There is already plenty to build on. BioSTL provides lab space, training and access to capital for biotech and biomedical startups. Additionally, Cortex Innovation District, a 200-acre campus adjacent to the Washington University Medical Campus, is home to many WashU startups.

And WashU already has a vibrant startup culture, with medical faculty leading the way in areas including neurosciences, imaging and cancer. A prime example is WashU startup C2N Diagnostics, the biomedical firm that developed the first diagnostic test for Alzheimer’s disease based on discoveries from the labs of Randall J. Bateman, MD, the Charles F. and Joanne Knight Distinguished Professor of Neurology, and David M. Holtzman, MD, the Barbara Burton and Reuben M. Morriss III Distinguished Professor in the Department of Neurology. More recent is the FDA Breakthrough Device designation for an AI-powered breast cancer risk assessment software developed by Prognosia, a WashU startup founded by Graham A. Colditz, MD, PhD, the Niess-Gain Professor of Surgery, and Shu (Joy) Jiang, PhD, an associate professor of surgery. Another WashU startup, Sora Neuroscience, Inc., recently received FDA authorization to market its brain-mapping software to medical providers. Sora Neuroscience’s founder, Eric C. Leuthardt, MD, the Shi H. Huang Professor of Neurological Surgery, has joined Frantz’s team as assistant vice chancellor of innovation and commercialization.

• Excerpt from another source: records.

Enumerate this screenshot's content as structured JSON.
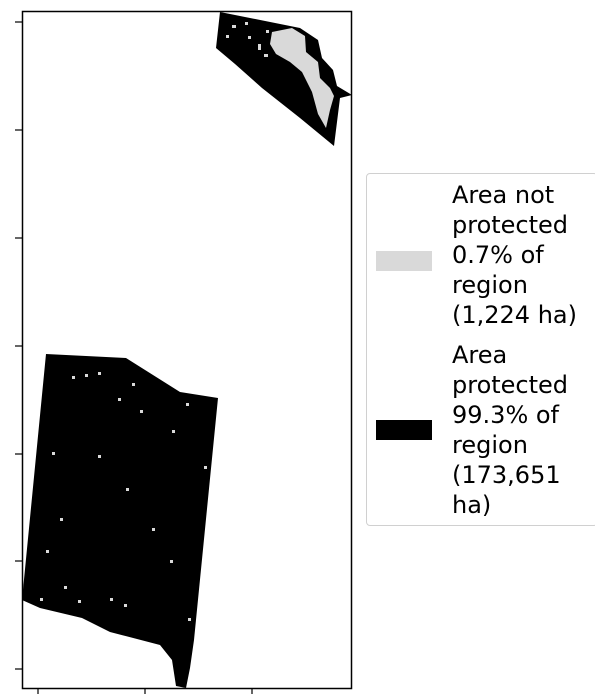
{
  "legend": {
    "items": [
      {
        "label": "Area not protected 0.7% of region (1,224 ha)",
        "swatch_color": "#d9d9d9",
        "category": "not-protected",
        "percent_of_region": 0.7,
        "area_ha": 1224
      },
      {
        "label": "Area protected 99.3% of region (173,651 ha)",
        "swatch_color": "#000000",
        "category": "protected",
        "percent_of_region": 99.3,
        "area_ha": 173651
      }
    ]
  },
  "colors": {
    "protected": "#000000",
    "not_protected": "#d9d9d9",
    "frame": "#000000",
    "background": "#ffffff"
  }
}
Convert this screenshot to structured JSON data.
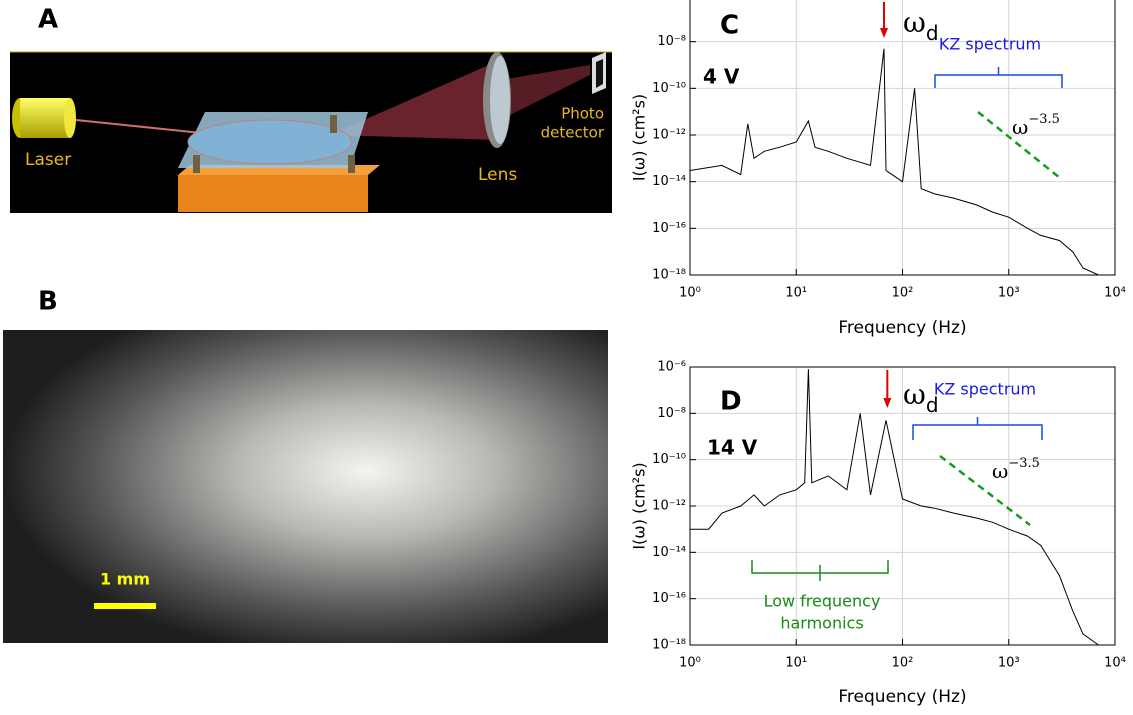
{
  "panels": {
    "A": {
      "label": "A",
      "laser": "Laser",
      "lens": "Lens",
      "detector": [
        "Photo",
        "detector"
      ]
    },
    "B": {
      "label": "B",
      "scale_bar": "1 mm"
    }
  },
  "chart_data": [
    {
      "type": "line",
      "color": "#000000",
      "log_x": true,
      "log_y": true,
      "grid": true,
      "xlabel": "Frequency (Hz)",
      "ylabel": "I(ω) (cm²s)",
      "xlim": [
        1,
        10000
      ],
      "ylim": [
        1e-18,
        1e-06
      ],
      "xticks": [
        {
          "value": 1,
          "label": "10⁰"
        },
        {
          "value": 10,
          "label": "10¹"
        },
        {
          "value": 100,
          "label": "10²"
        },
        {
          "value": 1000,
          "label": "10³"
        },
        {
          "value": 10000,
          "label": "10⁴"
        }
      ],
      "yticks": [
        {
          "value": 1e-18,
          "label": "10⁻¹⁸"
        },
        {
          "value": 1e-16,
          "label": "10⁻¹⁶"
        },
        {
          "value": 1e-14,
          "label": "10⁻¹⁴"
        },
        {
          "value": 1e-12,
          "label": "10⁻¹²"
        },
        {
          "value": 1e-10,
          "label": "10⁻¹⁰"
        },
        {
          "value": 1e-08,
          "label": "10⁻⁸"
        }
      ],
      "x": [
        1,
        2,
        3,
        3.5,
        4,
        5,
        7,
        10,
        13,
        15,
        20,
        30,
        50,
        67,
        70,
        100,
        130,
        150,
        200,
        300,
        500,
        700,
        1000,
        1500,
        2000,
        3000,
        4000,
        5000,
        7000,
        10000
      ],
      "values": [
        3e-14,
        5e-14,
        2e-14,
        3e-12,
        1e-13,
        2e-13,
        3e-13,
        5e-13,
        4e-12,
        3e-13,
        2e-13,
        1e-13,
        5e-14,
        5e-09,
        3e-14,
        1e-14,
        1e-10,
        5e-15,
        3e-15,
        2e-15,
        1e-15,
        5e-16,
        3e-16,
        1e-16,
        5e-17,
        3e-17,
        1e-17,
        2e-18,
        1e-18,
        1e-18
      ],
      "annotations": {
        "panel": "C",
        "voltage": "4 V",
        "drive": {
          "symbol": "ω",
          "subscript": "d"
        },
        "kz": "KZ spectrum",
        "power_law": {
          "base": "ω",
          "exponent": "−3.5"
        }
      }
    },
    {
      "type": "line",
      "color": "#000000",
      "log_x": true,
      "log_y": true,
      "grid": true,
      "xlabel": "Frequency (Hz)",
      "ylabel": "I(ω) (cm²s)",
      "xlim": [
        1,
        10000
      ],
      "ylim": [
        1e-18,
        1e-06
      ],
      "xticks": [
        {
          "value": 1,
          "label": "10⁰"
        },
        {
          "value": 10,
          "label": "10¹"
        },
        {
          "value": 100,
          "label": "10²"
        },
        {
          "value": 1000,
          "label": "10³"
        },
        {
          "value": 10000,
          "label": "10⁴"
        }
      ],
      "yticks": [
        {
          "value": 1e-18,
          "label": "10⁻¹⁸"
        },
        {
          "value": 1e-16,
          "label": "10⁻¹⁶"
        },
        {
          "value": 1e-14,
          "label": "10⁻¹⁴"
        },
        {
          "value": 1e-12,
          "label": "10⁻¹²"
        },
        {
          "value": 1e-10,
          "label": "10⁻¹⁰"
        },
        {
          "value": 1e-08,
          "label": "10⁻⁸"
        },
        {
          "value": 1e-06,
          "label": "10⁻⁶"
        }
      ],
      "x": [
        1,
        1.5,
        2,
        3,
        4,
        5,
        7,
        10,
        12,
        13,
        14,
        20,
        30,
        40,
        50,
        70,
        100,
        150,
        200,
        300,
        500,
        700,
        1000,
        1500,
        2000,
        3000,
        4000,
        5000,
        7000,
        10000
      ],
      "values": [
        1e-13,
        1e-13,
        5e-13,
        1e-12,
        3e-12,
        1e-12,
        3e-12,
        5e-12,
        1e-11,
        8e-07,
        1e-11,
        2e-11,
        5e-12,
        1e-08,
        3e-12,
        5e-09,
        2e-12,
        1e-12,
        8e-13,
        5e-13,
        3e-13,
        2e-13,
        1e-13,
        5e-14,
        2e-14,
        1e-15,
        3e-17,
        3e-18,
        1e-18,
        1e-18
      ],
      "annotations": {
        "panel": "D",
        "voltage": "14 V",
        "drive": {
          "symbol": "ω",
          "subscript": "d"
        },
        "kz": "KZ spectrum",
        "power_law": {
          "base": "ω",
          "exponent": "−3.5"
        },
        "low_freq": [
          "Low frequency",
          "harmonics"
        ]
      }
    }
  ]
}
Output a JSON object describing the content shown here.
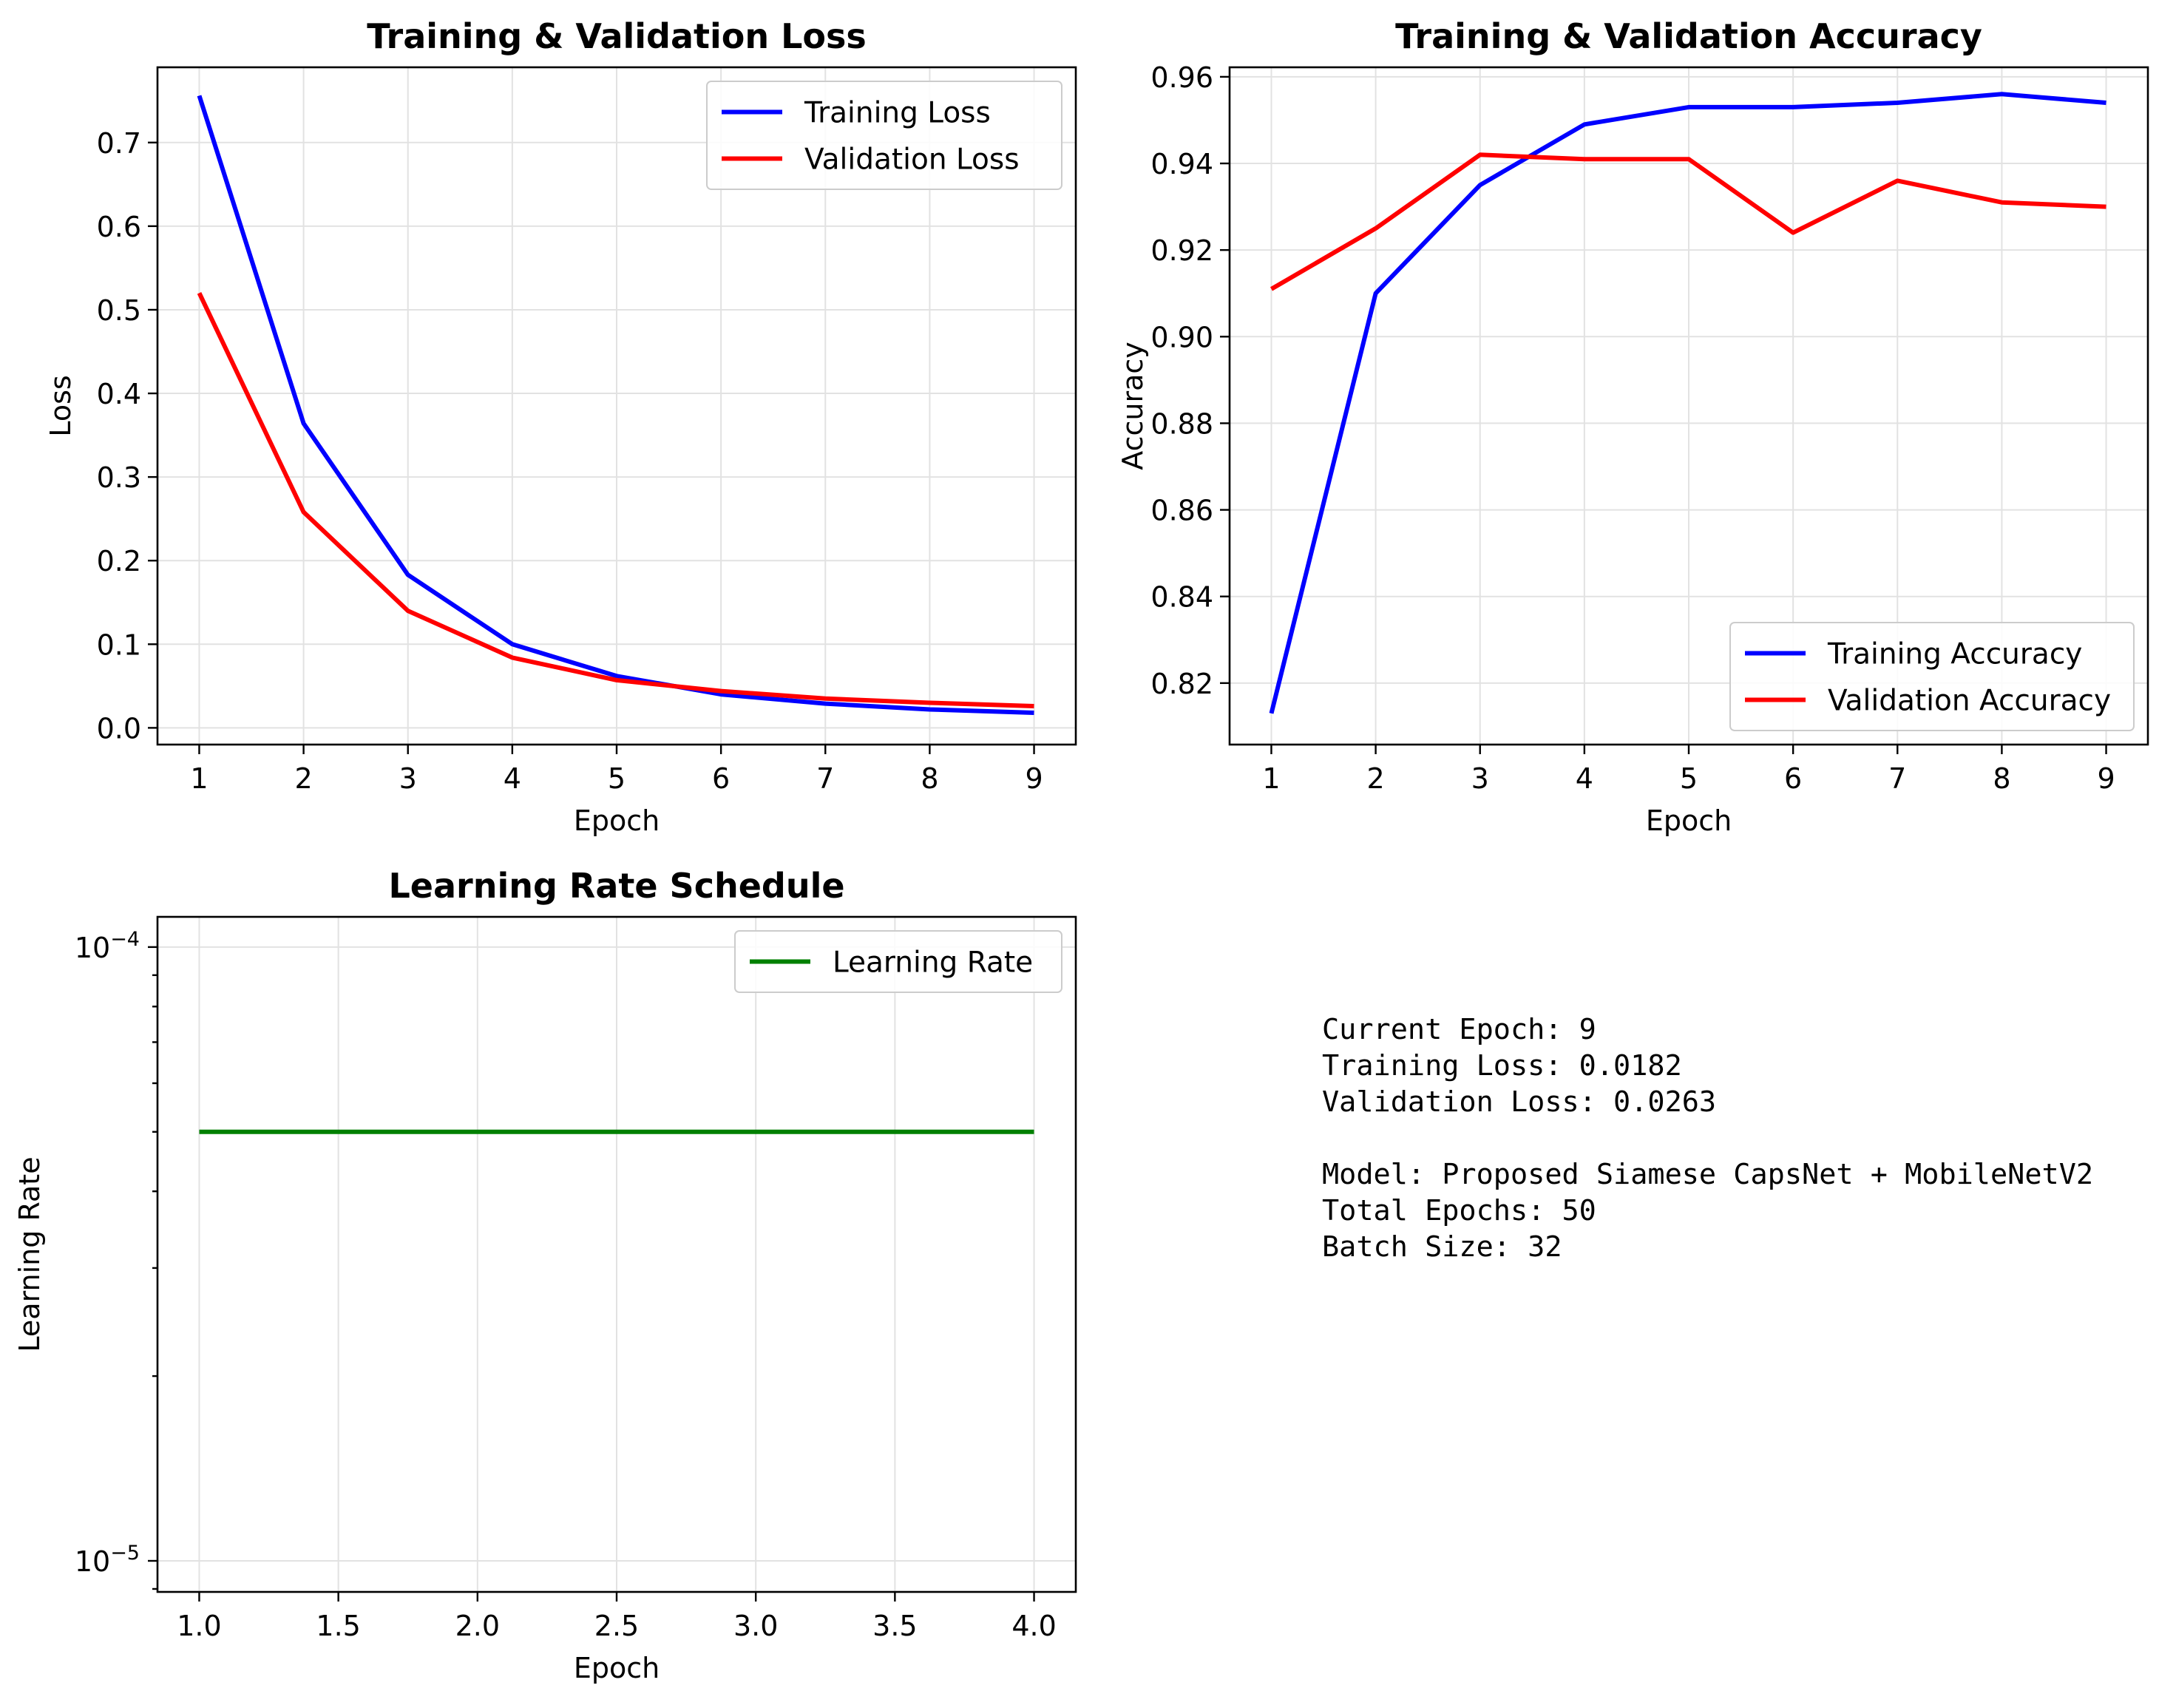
{
  "chart_data": [
    {
      "type": "line",
      "title": "Training & Validation Loss",
      "xlabel": "Epoch",
      "ylabel": "Loss",
      "x": [
        1,
        2,
        3,
        4,
        5,
        6,
        7,
        8,
        9
      ],
      "xlim": [
        0.6,
        9.4
      ],
      "ylim": [
        -0.02,
        0.79
      ],
      "xticks": [
        1,
        2,
        3,
        4,
        5,
        6,
        7,
        8,
        9
      ],
      "yticks": [
        0.0,
        0.1,
        0.2,
        0.3,
        0.4,
        0.5,
        0.6,
        0.7
      ],
      "ytick_labels": [
        "0.0",
        "0.1",
        "0.2",
        "0.3",
        "0.4",
        "0.5",
        "0.6",
        "0.7"
      ],
      "grid": true,
      "legend": "upper right",
      "series": [
        {
          "name": "Training Loss",
          "color": "#0000ff",
          "values": [
            0.756,
            0.364,
            0.183,
            0.1,
            0.062,
            0.04,
            0.029,
            0.022,
            0.018
          ]
        },
        {
          "name": "Validation Loss",
          "color": "#ff0000",
          "values": [
            0.52,
            0.258,
            0.14,
            0.084,
            0.057,
            0.044,
            0.035,
            0.03,
            0.026
          ]
        }
      ]
    },
    {
      "type": "line",
      "title": "Training & Validation Accuracy",
      "xlabel": "Epoch",
      "ylabel": "Accuracy",
      "x": [
        1,
        2,
        3,
        4,
        5,
        6,
        7,
        8,
        9
      ],
      "xlim": [
        0.6,
        9.4
      ],
      "ylim": [
        0.8058,
        0.9622
      ],
      "xticks": [
        1,
        2,
        3,
        4,
        5,
        6,
        7,
        8,
        9
      ],
      "yticks": [
        0.82,
        0.84,
        0.86,
        0.88,
        0.9,
        0.92,
        0.94,
        0.96
      ],
      "ytick_labels": [
        "0.82",
        "0.84",
        "0.86",
        "0.88",
        "0.90",
        "0.92",
        "0.94",
        "0.96"
      ],
      "grid": true,
      "legend": "lower right",
      "series": [
        {
          "name": "Training Accuracy",
          "color": "#0000ff",
          "values": [
            0.813,
            0.91,
            0.935,
            0.949,
            0.953,
            0.953,
            0.954,
            0.956,
            0.954
          ]
        },
        {
          "name": "Validation Accuracy",
          "color": "#ff0000",
          "values": [
            0.911,
            0.925,
            0.942,
            0.941,
            0.941,
            0.924,
            0.936,
            0.931,
            0.93
          ]
        }
      ]
    },
    {
      "type": "line",
      "title": "Learning Rate Schedule",
      "xlabel": "Epoch",
      "ylabel": "Learning Rate",
      "yscale": "log",
      "x": [
        1.0,
        4.0
      ],
      "xlim": [
        0.85,
        4.15
      ],
      "ylim": [
        8.9e-06,
        0.000112
      ],
      "xticks": [
        1.0,
        1.5,
        2.0,
        2.5,
        3.0,
        3.5,
        4.0
      ],
      "yticks": [
        1e-05,
        0.0001
      ],
      "ytick_labels": [
        "10^-5",
        "10^-4"
      ],
      "grid": true,
      "legend": "upper right",
      "series": [
        {
          "name": "Learning Rate",
          "color": "#008000",
          "values": [
            5e-05,
            5e-05
          ]
        }
      ]
    }
  ],
  "summary": {
    "current_epoch": "Current Epoch: 9",
    "training_loss": "Training Loss: 0.0182",
    "validation_loss": "Validation Loss: 0.0263",
    "model": "Model: Proposed Siamese CapsNet + MobileNetV2",
    "total_epochs": "Total Epochs: 50",
    "batch_size": "Batch Size: 32"
  }
}
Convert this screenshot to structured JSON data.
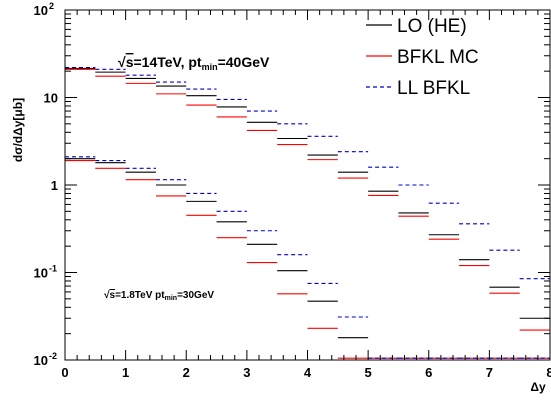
{
  "chart_data": {
    "type": "line",
    "ylabel": "dσ/dΔy[μb]",
    "xlabel": "Δy",
    "xlim": [
      0,
      8
    ],
    "ylim": [
      0.01,
      100
    ],
    "yscale": "log",
    "x_ticks": [
      "0",
      "1",
      "2",
      "3",
      "4",
      "5",
      "6",
      "7",
      "8"
    ],
    "y_ticks": [
      {
        "value": 100,
        "mantissa": "10",
        "exp": "2"
      },
      {
        "value": 10,
        "mantissa": "10",
        "exp": ""
      },
      {
        "value": 1,
        "mantissa": "1",
        "exp": ""
      },
      {
        "value": 0.1,
        "mantissa": "10",
        "exp": "-1"
      },
      {
        "value": 0.01,
        "mantissa": "10",
        "exp": "-2"
      }
    ],
    "bin_edges": [
      0,
      0.5,
      1,
      1.5,
      2,
      2.5,
      3,
      3.5,
      4,
      4.5,
      5,
      5.5,
      6,
      6.5,
      7,
      7.5,
      8
    ],
    "legend_position": "top-right",
    "legend": [
      {
        "label": "LO (HE)",
        "color": "#000000",
        "style": "solid"
      },
      {
        "label": "BFKL MC",
        "color": "#ff0000",
        "style": "solid"
      },
      {
        "label": "LL BFKL",
        "color": "#0000cc",
        "style": "dashed"
      }
    ],
    "annotations": [
      {
        "id": "lhc",
        "sqrt_prefix": "√",
        "s_part": "s",
        "energy": "=14TeV, pt",
        "sub": "min",
        "cut": "=40GeV"
      },
      {
        "id": "tevatron",
        "sqrt_prefix": "√",
        "s_part": "s",
        "energy": "=1.8TeV pt",
        "sub": "min",
        "cut": "=30GeV"
      }
    ],
    "groups": [
      {
        "id": "lhc",
        "series": [
          {
            "key": "LO (HE)",
            "color": "#000000",
            "style": "solid",
            "values": [
              21.5,
              19.5,
              16.5,
              13.5,
              10.5,
              7.8,
              5.2,
              3.4,
              2.2,
              1.4,
              0.85,
              0.48,
              0.27,
              0.14,
              0.068,
              0.03
            ]
          },
          {
            "key": "BFKL MC",
            "color": "#ff0000",
            "style": "solid",
            "values": [
              21.0,
              17.5,
              14.5,
              11.0,
              8.2,
              6.0,
              4.2,
              2.9,
              1.95,
              1.2,
              0.76,
              0.44,
              0.24,
              0.12,
              0.058,
              0.022
            ]
          },
          {
            "key": "LL BFKL",
            "color": "#0000cc",
            "style": "dashed",
            "values": [
              22.0,
              21.0,
              18.0,
              15.0,
              12.5,
              9.5,
              7.0,
              5.0,
              3.6,
              2.4,
              1.6,
              1.0,
              0.62,
              0.36,
              0.18,
              0.085
            ]
          }
        ]
      },
      {
        "id": "tevatron",
        "series": [
          {
            "key": "LO (HE)",
            "color": "#000000",
            "style": "solid",
            "values": [
              2.0,
              1.8,
              1.4,
              1.0,
              0.65,
              0.38,
              0.21,
              0.105,
              0.047,
              0.018,
              0.01,
              0.01,
              0.01,
              0.01,
              0.01,
              0.01
            ]
          },
          {
            "key": "BFKL MC",
            "color": "#ff0000",
            "style": "solid",
            "values": [
              1.9,
              1.55,
              1.15,
              0.75,
              0.45,
              0.25,
              0.13,
              0.057,
              0.023,
              0.0105,
              0.0105,
              0.0105,
              0.0105,
              0.0105,
              0.0105,
              0.0105
            ]
          },
          {
            "key": "LL BFKL",
            "color": "#0000cc",
            "style": "dashed",
            "values": [
              2.1,
              1.9,
              1.55,
              1.15,
              0.8,
              0.5,
              0.3,
              0.16,
              0.075,
              0.031,
              0.0105,
              0.0105,
              0.0105,
              0.0105,
              0.0105,
              0.0105
            ]
          }
        ]
      }
    ]
  }
}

“We have these phenomenal people at this institution who are doing incredible science and love to do what they do best,” said Frantz. “For them it is not enough to make the discovery in the lab: They are relentless in their efforts to translate our discoveries in ways that accomplish the greatest good in society, to have a tangible benefit in our hospitals and in people’s lives.”

With WashU’s fearless science as the engine and disciplined execution as the guide, the institution has built an identity that is both generous and ambitious: A community that imagines boldly and delivers with care. It is demanding and exhilarating. And it is exactly the kind of work Doug Frantz came here to lead.